As noted, plaintiff argues that under Rule 38, its jury trial demand was timely because it was made with its FAC. The argument is unpersuasive. As used in Rule 38, the word "issue" has been found to refer to "issues of fact, not issues of law." Trixler Brokerage Co. v. Ralston Purina Co., 505 F.2d 1045, 1050 (9th Cir. 1974); see also Lutz v. Glendale Union High School, 403 F.3d 1061, 1066 (9th Cir. 2005) ("Rather, Rule 38(b) is concerned with issues of fact."); Bentler v. Bank of America Nat'l Trust & Sav. Ass'n, 959 F2d 138, 141 (9th Cir. 1992). Therefore, the "last pleading directed to the issue" refers to the pleading asserting the responsive denial to the factual allegations underlying a plaintiff's claim. Pac. Fisheries Corp., 239 F.3d at 1002, n.2 (finding that the answer was the "last pleading directed to such issue"). When the original complaint and an amended complaint turn on the same matrix of facts, the amended complaint does not constitute the presentation of a new issue for which a jury trial should be granted as matter of right. Las Vegas Sun, Inc. v. Summa Corp., 610 F.2d 614, 620 (9th Cir. 1979); see also Lutz, 403 F.3d at 1066 ("Our caselaw is clear, though, that 'the presentation of a new theory does not constitute the presentation of a new issue on which a jury trial should be granted [as of right] under . . . Rule 38(b).'") (quoting Trixler Brokerage Co., 505 F.2d at 1050).

Here, defendants' answer was served on April 20, 2018. (Doc. No. 5.) Plaintiff's amended complaint did not change its claims for relief, add any new issues to this action, or substantially change the matrix of facts upon which it is based. (See Doc. Nos. 1, 6.) Therefore, the "last pleading directed to the issue" within the meaning of Rule 38 was defendants' answer. (Doc. No. 5.) Plaintiff's demand for a jury trial was first filed with its FAC on May 10, 2018, which was past the fourteen-day deadline set forth in Rule 38. (Doc. No. 6.) As alluded to above, the typical remedy for such an untimely jury trial demand is to strike it. Pac. Fisheries Corp., 239 F.3d at 1002 ("An untimely request for a jury trial must be denied unless some cause beyond mere inadvertence is shown."); see also Lutz, 403 F.3d at 1065, n.4.

An answer may not be the only pleading that constitutes the "last pleading directed to the issue." See Bentler v.
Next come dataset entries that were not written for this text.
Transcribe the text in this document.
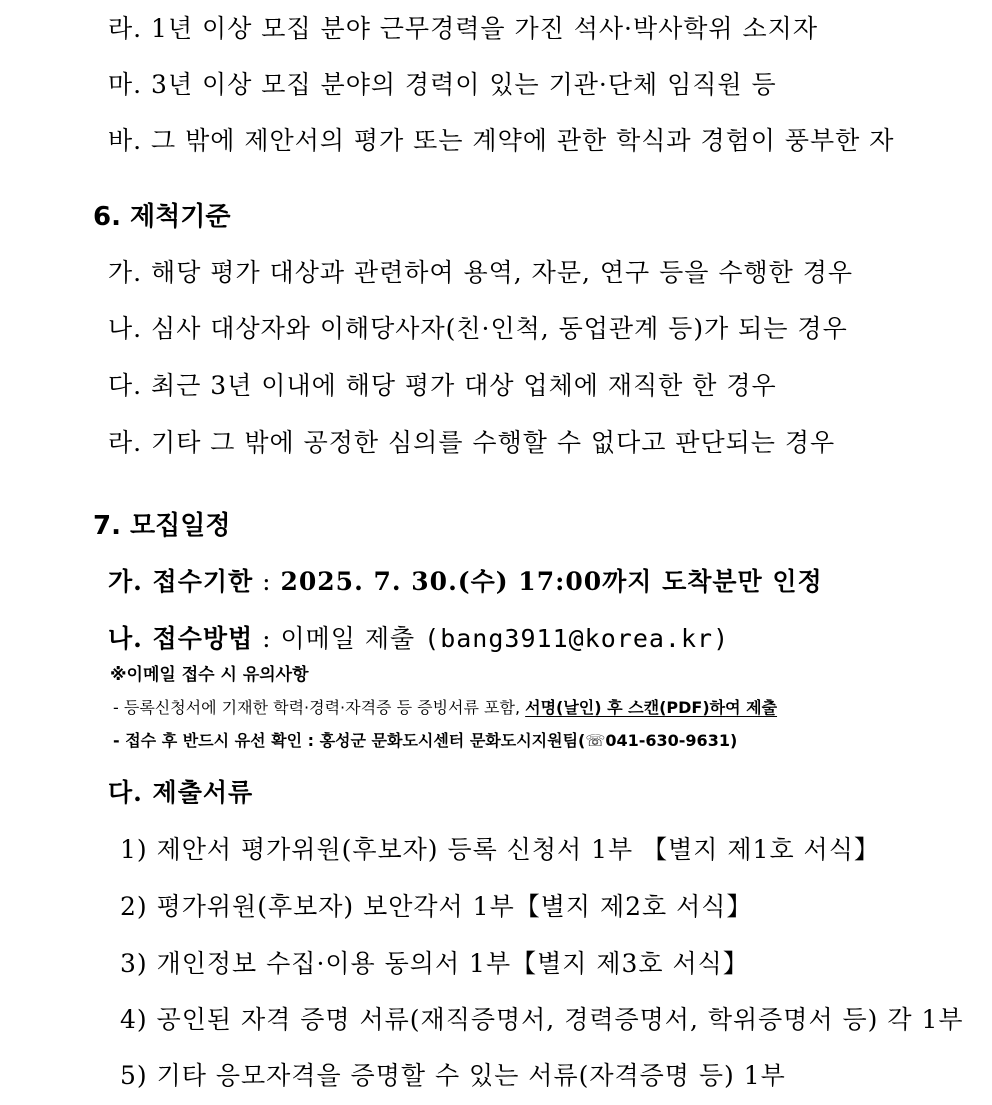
라. 1년 이상 모집 분야 근무경력을 가진 석사·박사학위 소지자
마. 3년 이상 모집 분야의 경력이 있는 기관·단체 임직원 등
바. 그 밖에 제안서의 평가 또는 계약에 관한 학식과 경험이 풍부한 자
6. 제척기준
가. 해당 평가 대상과 관련하여 용역, 자문, 연구 등을 수행한 경우
나. 심사 대상자와 이해당사자(친·인척, 동업관계 등)가 되는 경우
다. 최근 3년 이내에 해당 평가 대상 업체에 재직한 한 경우
라. 기타 그 밖에 공정한 심의를 수행할 수 없다고 판단되는 경우
7. 모집일정
가. 접수기한 : 2025. 7. 30.(수) 17:00까지 도착분만 인정
나. 접수방법 : 이메일 제출 (bang3911@korea.kr)
※이메일 접수 시 유의사항
- 등록신청서에 기재한 학력·경력·자격증 등 증빙서류 포함, 서명(날인) 후 스캔(PDF)하여 제출
- 접수 후 반드시 유선 확인 : 홍성군 문화도시센터 문화도시지원팀(☏041-630-9631)
다. 제출서류
1) 제안서 평가위원(후보자) 등록 신청서 1부 【별지 제1호 서식】
2) 평가위원(후보자) 보안각서 1부【별지 제2호 서식】
3) 개인정보 수집·이용 동의서 1부【별지 제3호 서식】
4) 공인된 자격 증명 서류(재직증명서, 경력증명서, 학위증명서 등) 각 1부
5) 기타 응모자격을 증명할 수 있는 서류(자격증명 등) 1부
Bank of Am. Nat. Tr. & Sav. Ass'n, 959 F.2d 138, 141 (9th Cir. 1992) ("Moreover, we have found a number of appellate decisions holding that where a defendant files with its answer a counterclaim that involves the same factual issues as the plaintiff's complaint, a plaintiff's jury demand served within 10 days of its reply is timely as to both the counterclaim and the original claim.").

III. Federal Rule of Civil Procedure 81

Plaintiff's primary contention is that its jury trial demand submitted with its FAC was timely according to the plain language of Rule 81(c). (Doc. No. 15 at 6.) Defendant disputes whether Rule 81(c) is applicable here and argues that, even if it is, plaintiff's jury trial demand would be untimely.
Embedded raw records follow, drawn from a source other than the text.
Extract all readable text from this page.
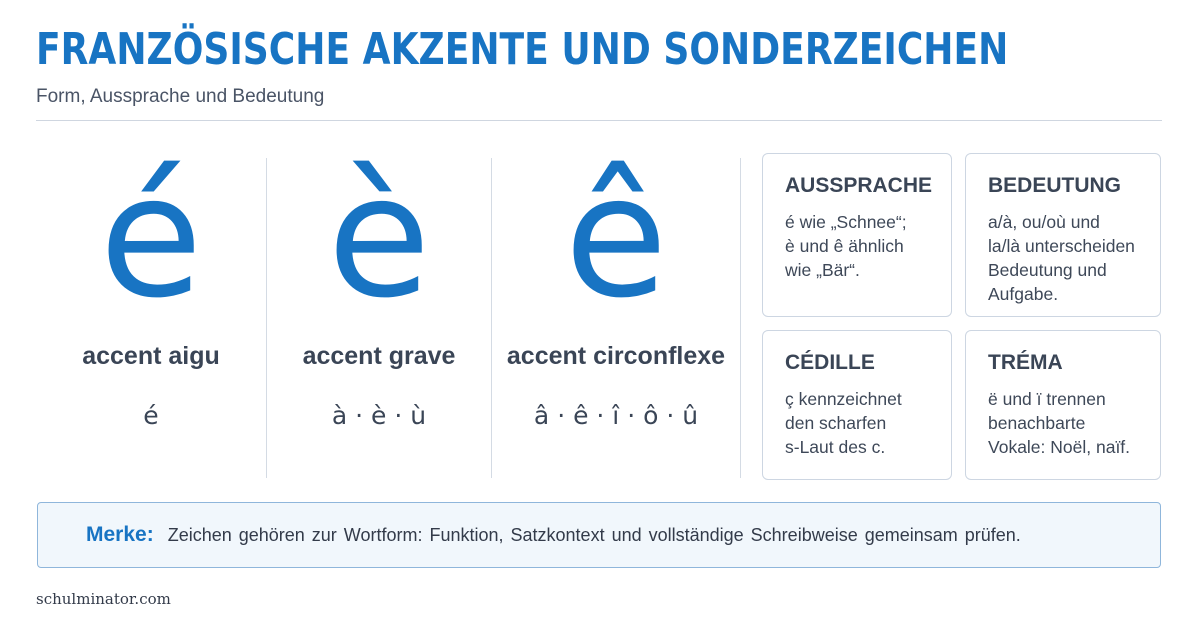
FRANZÖSISCHE AKZENTE UND SONDERZEICHEN
Form, Aussprache und Bedeutung
é
accent aigu
é
è
accent grave
à · è · ù
ê
accent circonflexe
â · ê · î · ô · û
AUSSPRACHE

é wie „Schnee“;
è und ê ähnlich
wie „Bär“.

BEDEUTUNG

a/à, ou/où und
la/là unterscheiden
Bedeutung und
Aufgabe.

CÉDILLE

ç kennzeichnet
den scharfen
s-Laut des c.

TRÉMA

ë und ï trennen
benachbarte
Vokale: Noël, naïf.

Merke: Zeichen gehören zur Wortform: Funktion, Satzkontext und vollständige Schreibweise gemeinsam prüfen.
schulminator.com
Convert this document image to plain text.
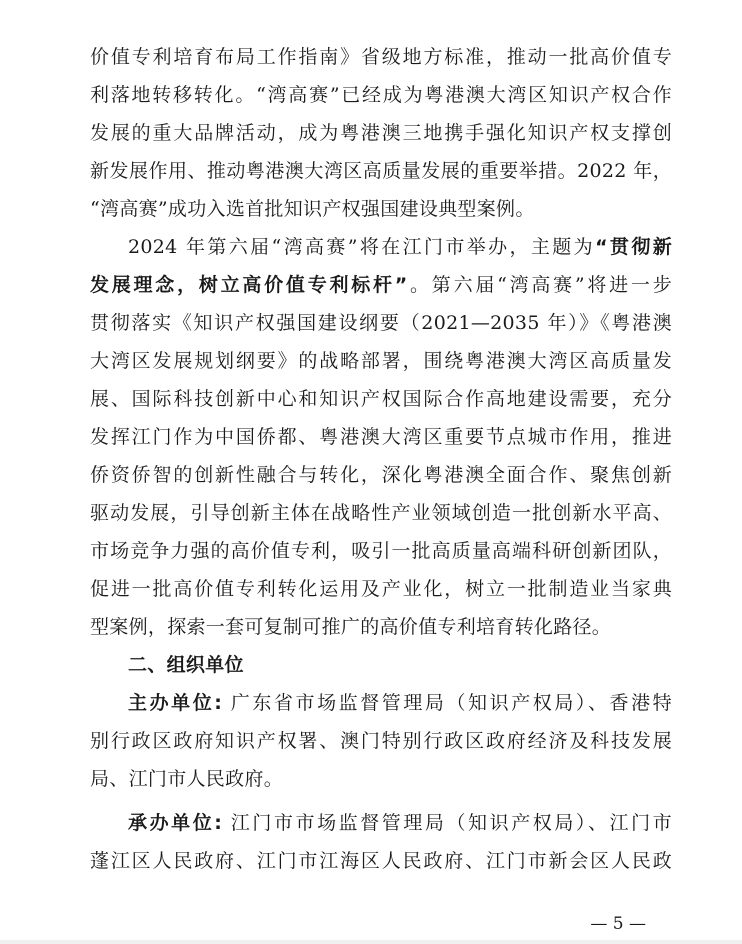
价值专利培育布局工作指南》省级地方标准，推动一批高价值专
利落地转移转化。“湾高赛”已经成为粤港澳大湾区知识产权合作
发展的重大品牌活动，成为粤港澳三地携手强化知识产权支撑创
新发展作用、推动粤港澳大湾区高质量发展的重要举措。2022 年，
“湾高赛”成功入选首批知识产权强国建设典型案例。
2024 年第六届“湾高赛”将在江门市举办，主题为“贯彻新
发展理念，树立高价值专利标杆”。第六届“湾高赛”将进一步
贯彻落实《知识产权强国建设纲要（2021—2035 年）》《粤港澳
大湾区发展规划纲要》的战略部署，围绕粤港澳大湾区高质量发
展、国际科技创新中心和知识产权国际合作高地建设需要，充分
发挥江门作为中国侨都、粤港澳大湾区重要节点城市作用，推进
侨资侨智的创新性融合与转化，深化粤港澳全面合作、聚焦创新
驱动发展，引导创新主体在战略性产业领域创造一批创新水平高、
市场竞争力强的高价值专利，吸引一批高质量高端科研创新团队，
促进一批高价值专利转化运用及产业化，树立一批制造业当家典
型案例，探索一套可复制可推广的高价值专利培育转化路径。
二、组织单位
主办单位: 广东省市场监督管理局（知识产权局）、香港特
别行政区政府知识产权署、澳门特别行政区政府经济及科技发展
局、江门市人民政府。
承办单位: 江门市市场监督管理局（知识产权局）、江门市
蓬江区人民政府、江门市江海区人民政府、江门市新会区人民政
— 5 —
Rule 81(c) effectively creates three exceptions in removed actions to Rule 3 8(b)'s requirement that a jury trial demand must be made within fourteen days of service of the "last pleading directed to the issue." No jury demand is required under Rule 38(b) if: (1) a demand was made before the action was removed (see Fed. R. Civ. P. 81(c)(3)(A)); (2) the state in which the action was filed did not require an "express demand" (see id.); or (3) all necessary pleadings to place the case at issue have been filed in the state court, and the demand is served within fourteen days of removal (see Fed. R. Civ. P. 81(c)(3)(B)).
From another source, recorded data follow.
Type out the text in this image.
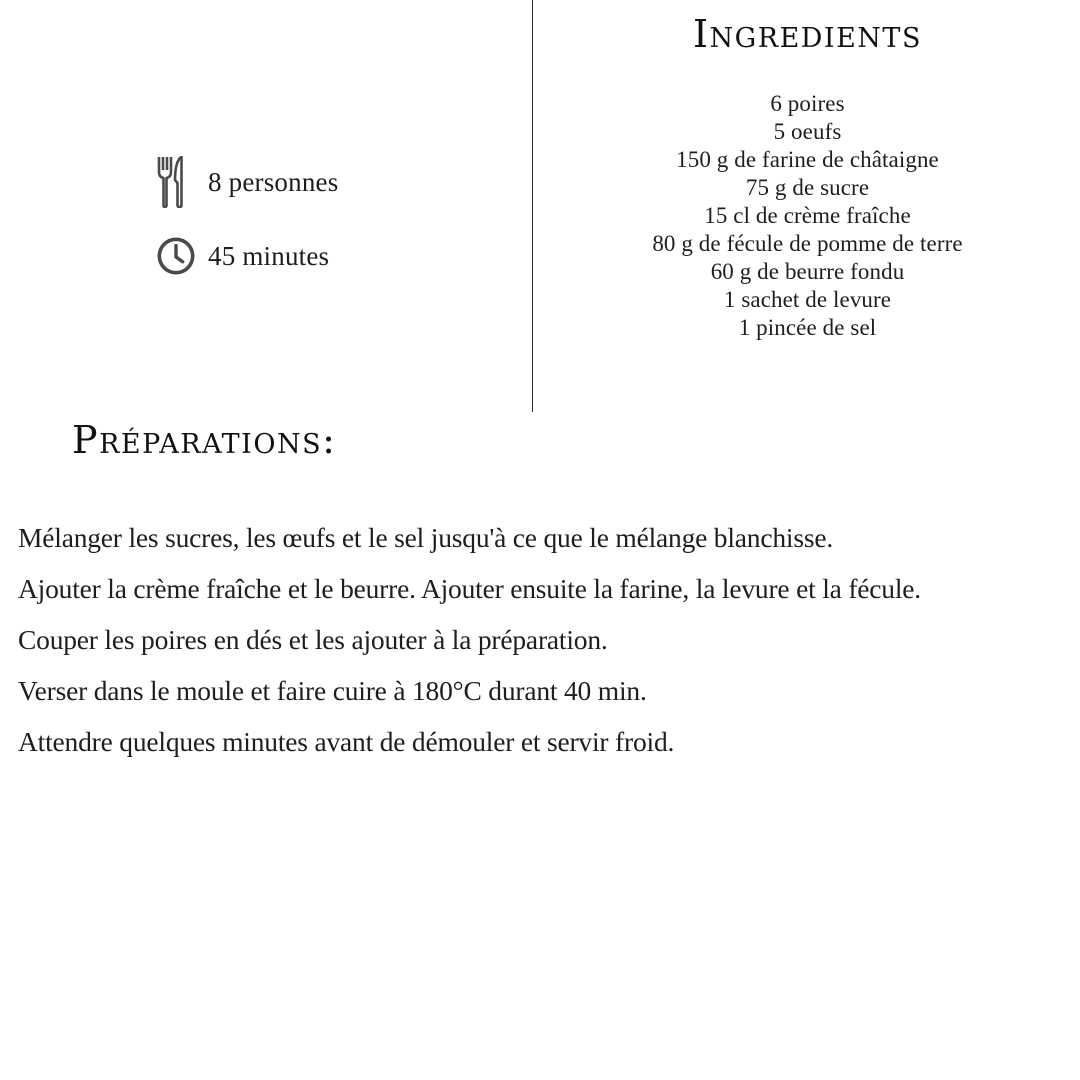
8 personnes
45 minutes
Ingredients
6 poires
5 oeufs
150 g de farine de châtaigne
75 g de sucre
15 cl de crème fraîche
80 g de fécule de pomme de terre
60 g de beurre fondu
1 sachet de levure
1 pincée de sel
Préparations:
Mélanger les sucres, les œufs et le sel jusqu'à ce que le mélange blanchisse.
Ajouter la crème fraîche et le beurre. Ajouter ensuite la farine, la levure et la fécule.
Couper les poires en dés et les ajouter à la préparation.
Verser dans le moule et faire cuire à 180°C durant 40 min.
Attendre quelques minutes avant de démouler et servir froid.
Here, plaintiff concedes that the first and third exceptions under Rule 81 do not apply because its original complaint filed in state court did not include a jury trial demand. (See Doc. Nos. 1; 15 at 6-9.) However, plaintiff argues that at the time of the removal to this federal court, California law "did not require an express demand for a jury trial" because jury trials can only be waived by "failing to announce that a jury is required, at the time the cause is first set for trial, if it is set upon notice or stipulation, or within five days after notice of setting if it is set without notice or stipulation." (Doc. No. 15 at 7-9) (citing Cal. Code Civ. Proc. § 631(a)). According to plaintiff, at the time of removal, this action had not yet been set for trial in state court and the time to demand a jury trial had not yet arrived. (Doc. No. 15 at 7.)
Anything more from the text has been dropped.